As we make investment decisions, we should remember that the “obvious” patterns we see when we look back were much less clear at the time. Sure there will be investment gurus who tell us that they saw it coming. We forget that they also saw the depressions of 1994, 1998, 2000, 2004, 2006 and 2011 – the ones that didn’t happen.
Let’s look a bit more closely at recent periods of flat growth. The recovery from the recession of 1991 was marked by a painfully slow recovery in the job market.
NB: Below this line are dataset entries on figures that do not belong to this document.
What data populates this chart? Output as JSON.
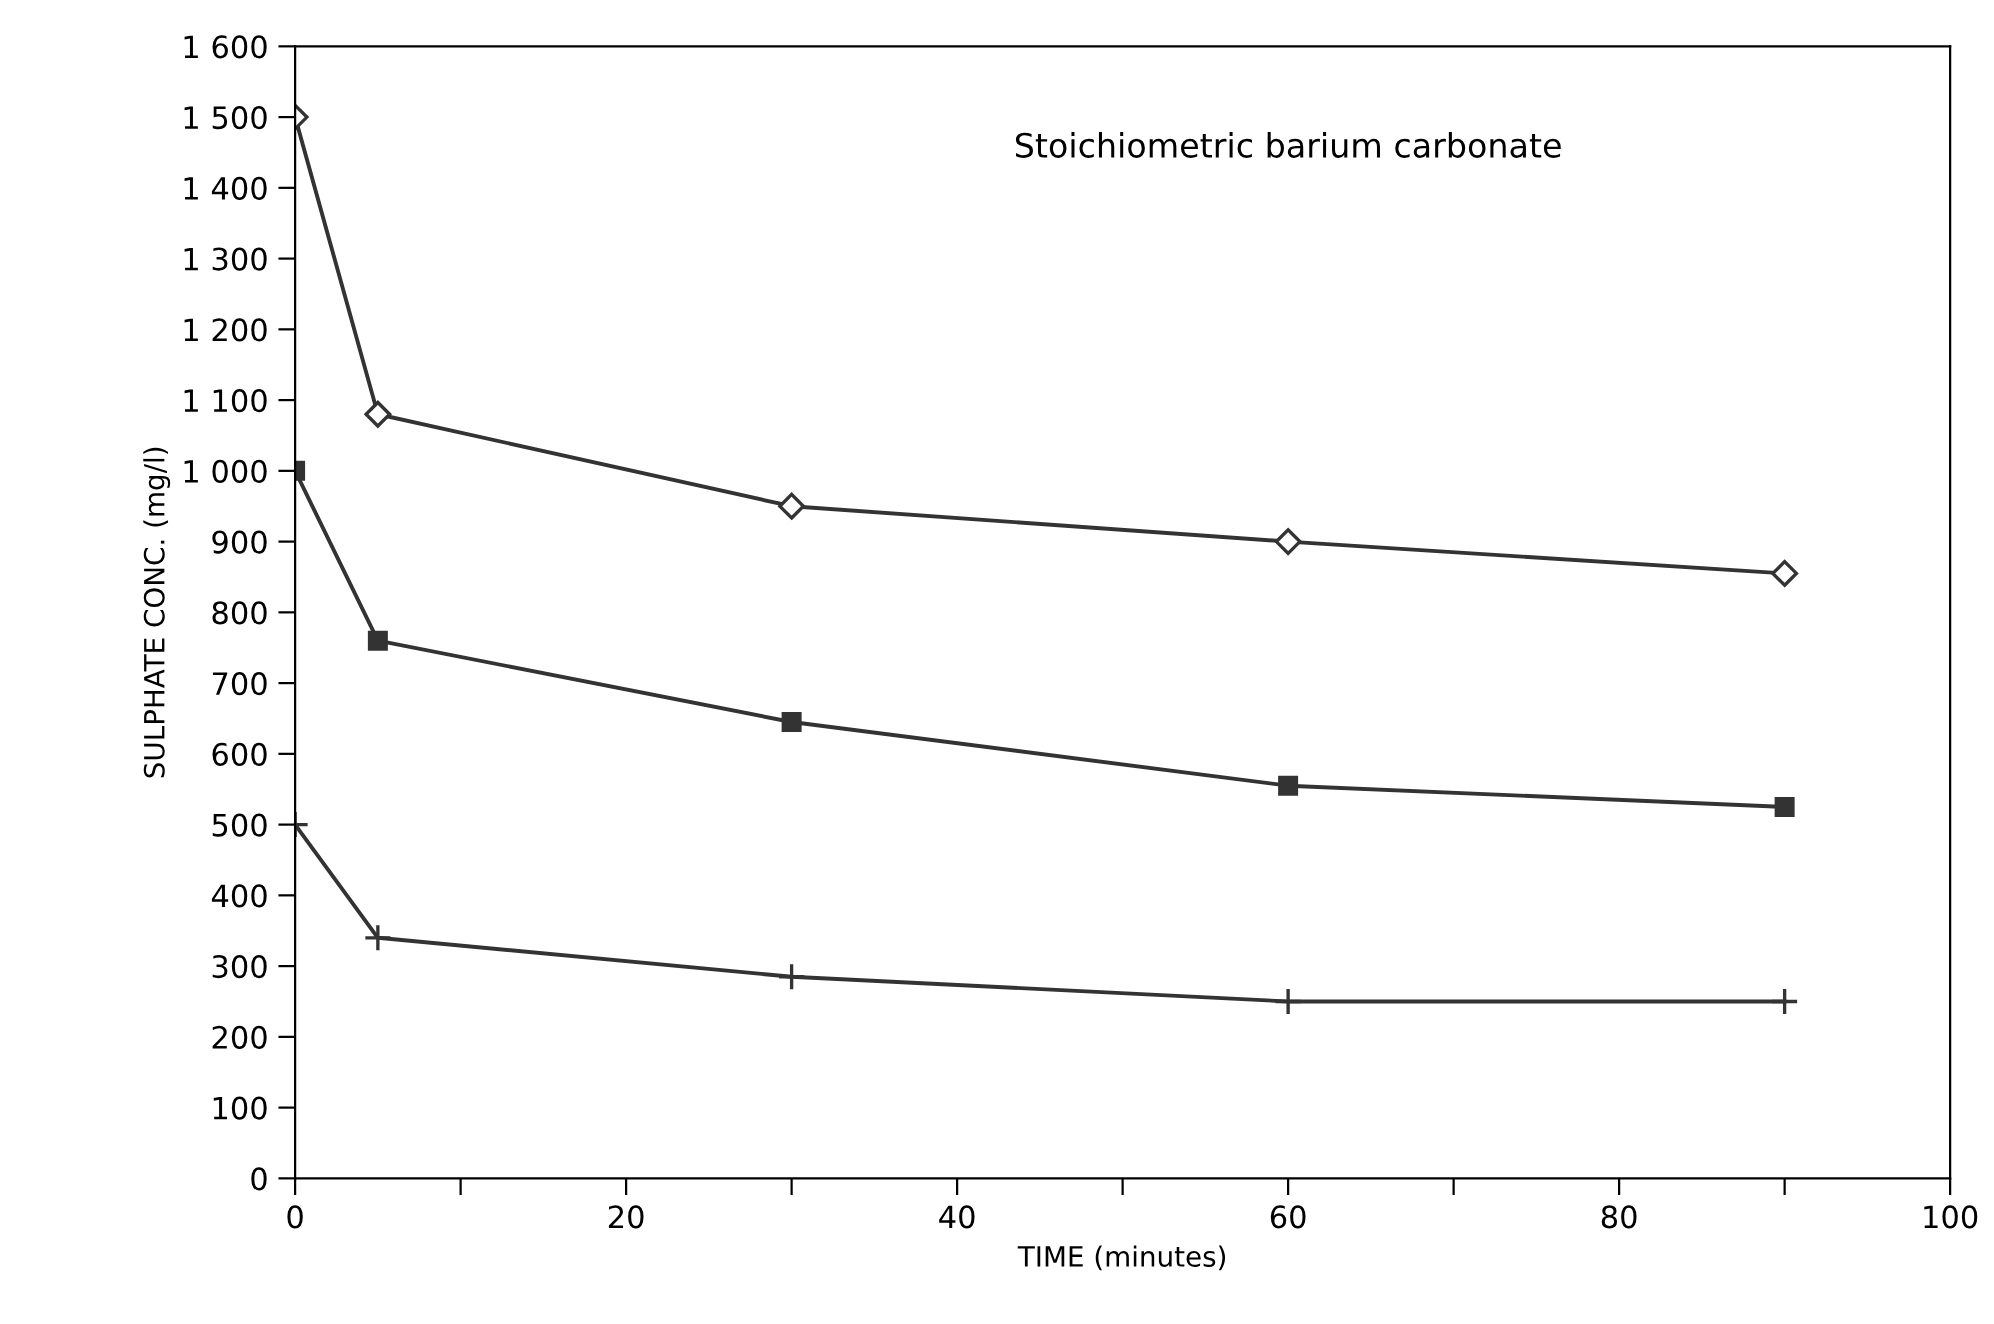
{
  "chart_data": {
    "type": "line",
    "xlabel": "TIME (minutes)",
    "ylabel": "SULPHATE CONC. (mg/l)",
    "annotations": [
      "Stoichiometric barium carbonate"
    ],
    "x": [
      0,
      5,
      30,
      60,
      90
    ],
    "series": [
      {
        "color": "#333333",
        "marker": "diamond",
        "values": [
          1500,
          1080,
          950,
          900,
          855
        ]
      },
      {
        "color": "#333333",
        "marker": "square",
        "values": [
          1000,
          760,
          645,
          555,
          525
        ]
      },
      {
        "color": "#333333",
        "marker": "cross",
        "values": [
          500,
          340,
          285,
          250,
          250
        ]
      }
    ],
    "xlim": [
      0,
      100
    ],
    "xticks": [
      0,
      {
        "value": 10,
        "label": null
      },
      20,
      {
        "value": 30,
        "label": null
      },
      40,
      {
        "value": 50,
        "label": null
      },
      60,
      {
        "value": 70,
        "label": null
      },
      80,
      {
        "value": 90,
        "label": null
      },
      100
    ],
    "ylim": [
      0,
      1600
    ],
    "yticks": [
      0,
      100,
      200,
      300,
      400,
      500,
      600,
      700,
      800,
      900,
      {
        "value": 1000,
        "label": "1 000"
      },
      {
        "value": 1100,
        "label": "1 100"
      },
      {
        "value": 1200,
        "label": "1 200"
      },
      {
        "value": 1300,
        "label": "1 300"
      },
      {
        "value": 1400,
        "label": "1 400"
      },
      {
        "value": 1500,
        "label": "1 500"
      },
      {
        "value": 1600,
        "label": "1 600"
      }
    ],
    "grid": false,
    "legend": false,
    "line_style": "solid"
  }
}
After a 30% rise over three years, the market stumbled.
There’s a story to be told when we look at the growth in the market index and per hour GDP. Whether it is by coincidence or not, there is a loose response of the market to changes in output.
After another slow recovery from the recession of 2001, the market began to climb in 2004.
But this time the market was not responding to the flattening growth in per hour output.
In the past four years, there has been little growth in output per hour.
But the market has doubled over that time.
Part of that recovery can be attributed to the market simply reversing the decline of 2008 and early 2009, but a good 40% increase in market value can be attributed to the greater share of output that companies have been able to convert to profit. (See last week’s blog) How long that trend can and will continue is anyone’s guess but we know that it can not go on forever. Flat revenue growth makes growing profits an ever more difficult task.
The flat growth in per hour output gives us perhaps another insight into the so-so growth in employment. Without a clear vision of a stimulus that will spur growth, companies are reluctant to commit to plans for an expansion of their work force.